66,2020-08-31,0.098859,0.209420,0.042192,0.073563,0.104704,0.064520
67,2020-09-30,0.002951,0.138376,0.032918,-0.029690,0.080497,-0.050856
68,2020-10-31,-0.039850,0.032629,0.011219,-0.021292,0.026213,0.012215
69,2020-11-30,0.110335,0.086079,0.065107,0.095441,-0.111704,0.040739


In [492]:
avg_log_returns = log_return_df.mean()
annual_log_returns = annualize_return(avg_log_returns, 12)
annual_log_returns = annual_log_returns.reset_index()
annual_log_returns = annual_log_returns.rename(columns = {'index':'Ticker', 0:'Annualized Return'})
annual_log_returns

Unnamed: 0,Ticker,Annualized Return
0,DIS,0.10924
1,TSLA,0.465565
2,XLB,0.087341
3,BAC,0.118901
4,RDFN,0.308026
5,PFE,0.077934


Tesla and Redfin have the highest annualized log return at 46.6% and 30.8% respectively.

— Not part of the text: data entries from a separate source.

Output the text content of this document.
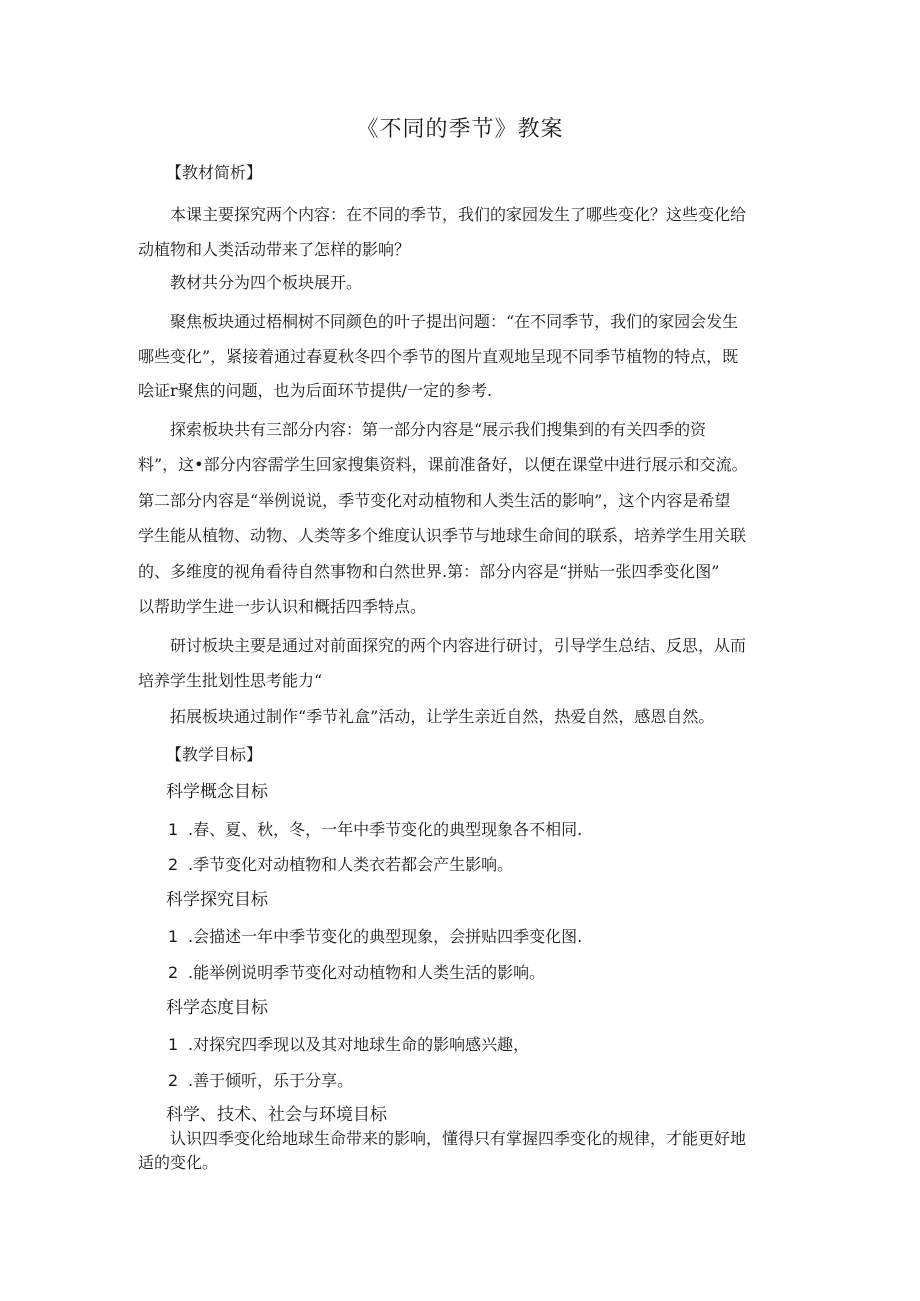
《不同的季节》教案
【教材简析】
本课主要探究两个内容：在不同的季节，我们的家园发生了哪些变化？这些变化给
动植物和人类活动带来了怎样的影响？
教材共分为四个板块展开。
聚焦板块通过梧桐树不同颜色的叶子提出问题：“在不同季节，我们的家园会发生
哪些变化”，紧接着通过春夏秋冬四个季节的图片直观地呈现不同季节植物的特点，既
哙证r聚焦的问题，也为后面环节提供/一定的参考.
探索板块共有三部分内容：第一部分内容是“展示我们搜集到的有关四季的资
料”，这•部分内容需学生回家搜集资料，课前准备好，以便在课堂中进行展示和交流。
第二部分内容是“举例说说，季节变化对动植物和人类生活的影响”，这个内容是希望
学生能从植物、动物、人类等多个维度认识季节与地球生命间的联系，培养学生用关联
的、多维度的视角看待自然事物和白然世界.第：部分内容是“拼贴一张四季变化图”
以帮助学生进一步认识和概括四季特点。
研讨板块主要是通过对前面探究的两个内容进行研讨，引导学生总结、反思，从而
培养学生批划性思考能力“
拓展板块通过制作“季节礼盒”活动，让学生亲近自然，热爱自然，感恩自然。
【教学目标】
科学概念目标
1 .春、夏、秋，冬，一年中季节变化的典型现象各不相同.
2 .季节变化对动植物和人类衣若都会产生影响。
科学探究目标
1 .会描述一年中季节变化的典型现象，会拼贴四季变化图.
2 .能举例说明季节变化对动植物和人类生活的影响。
科学态度目标
1 .对探究四季现以及其对地球生命的影响感兴趣，
2 .善于倾听，乐于分享。
科学、技术、社会与环境目标
认识四季变化给地球生命带来的影响，懂得只有掌握四季变化的规律，才能更好地
适的变化。
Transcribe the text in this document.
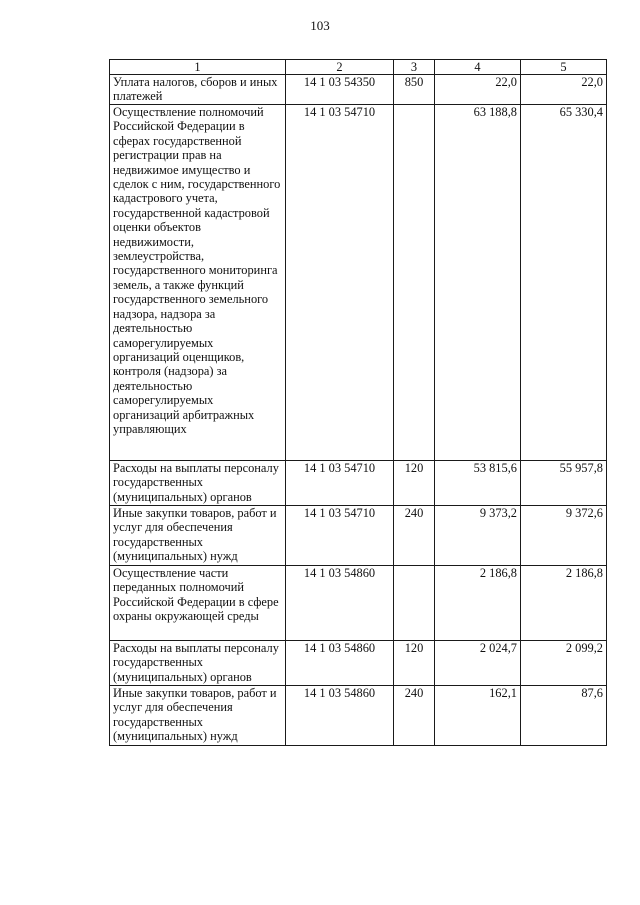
103
1	2	3	4	5
Уплата налогов, сборов и иных платежей	14 1 03 54350	850	22,0	22,0
Осуществление полномочий Российской Федерации в сферах государственной регистрации прав на недвижимое имущество и сделок с ним, государственного кадастрового учета, государственной кадастровой оценки объектов недвижимости, землеустройства, государственного мониторинга земель, а также функций государственного земельного надзора, надзора за деятельностью саморегулируемых организаций оценщиков, контроля (надзора) за деятельностью саморегулируемых организаций арбитражных управляющих	14 1 03 54710		63 188,8	65 330,4
Расходы на выплаты персоналу государственных (муниципальных) органов	14 1 03 54710	120	53 815,6	55 957,8
Иные закупки товаров, работ и услуг для обеспечения государственных (муниципальных) нужд	14 1 03 54710	240	9 373,2	9 372,6
Осуществление части переданных полномочий Российской Федерации в сфере охраны окружающей среды	14 1 03 54860		2 186,8	2 186,8
Расходы на выплаты персоналу государственных (муниципальных) органов	14 1 03 54860	120	2 024,7	2 099,2
Иные закупки товаров, работ и услуг для обеспечения государственных (муниципальных) нужд	14 1 03 54860	240	162,1	87,6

### Variance & Standard Dev Analysis

In [524]:
var_table = log_return_df.var().reset_index()
var_table = var_table.rename(columns = {'index':'Ticker', 0:'Variance'})
var_table.sort_values('Variance', ascending = False)

Unnamed: 0,Ticker,Variance
4,RDFN,0.022153
1,TSLA,0.019474
3,BAC,0.005902
0,DIS,0.003925
2,XLB,0.002325
5,PFE,0.002165


In [525]:
std_table = log_return_df.std().reset_index()
std_table = std_table.rename(columns = {'index':'Ticker', 0:'Std Dev'})
std_table.sort_values('Std Dev', ascending = False)

Unnamed: 0,Ticker,Std Dev
4,RDFN,0.148837
1,TSLA,0.139551
3,BAC,0.076825
0,DIS,0.062647
2,XLB,0.048213
5,PFE,0.046525


In [526]:
log_r_mean = log_return_df.mean().reset_index()
log_r_mean = log_r_mean.rename(columns = {'index':'Ticker', 0:'Mean'})
log_r_mean.sort_values('Mean', ascending = False)

Unnamed: 0,Ticker,Mean
1,TSLA,0.038797
4,RDFN,0.025669
3,BAC,0.009908
0,DIS,0.009103
2,XLB,0.007278
5,PFE,0.006495


Redfin and Tesla both have high returns; however, both are highly risky investments with a standard deviation of 14.9% and 14.0%, respectively.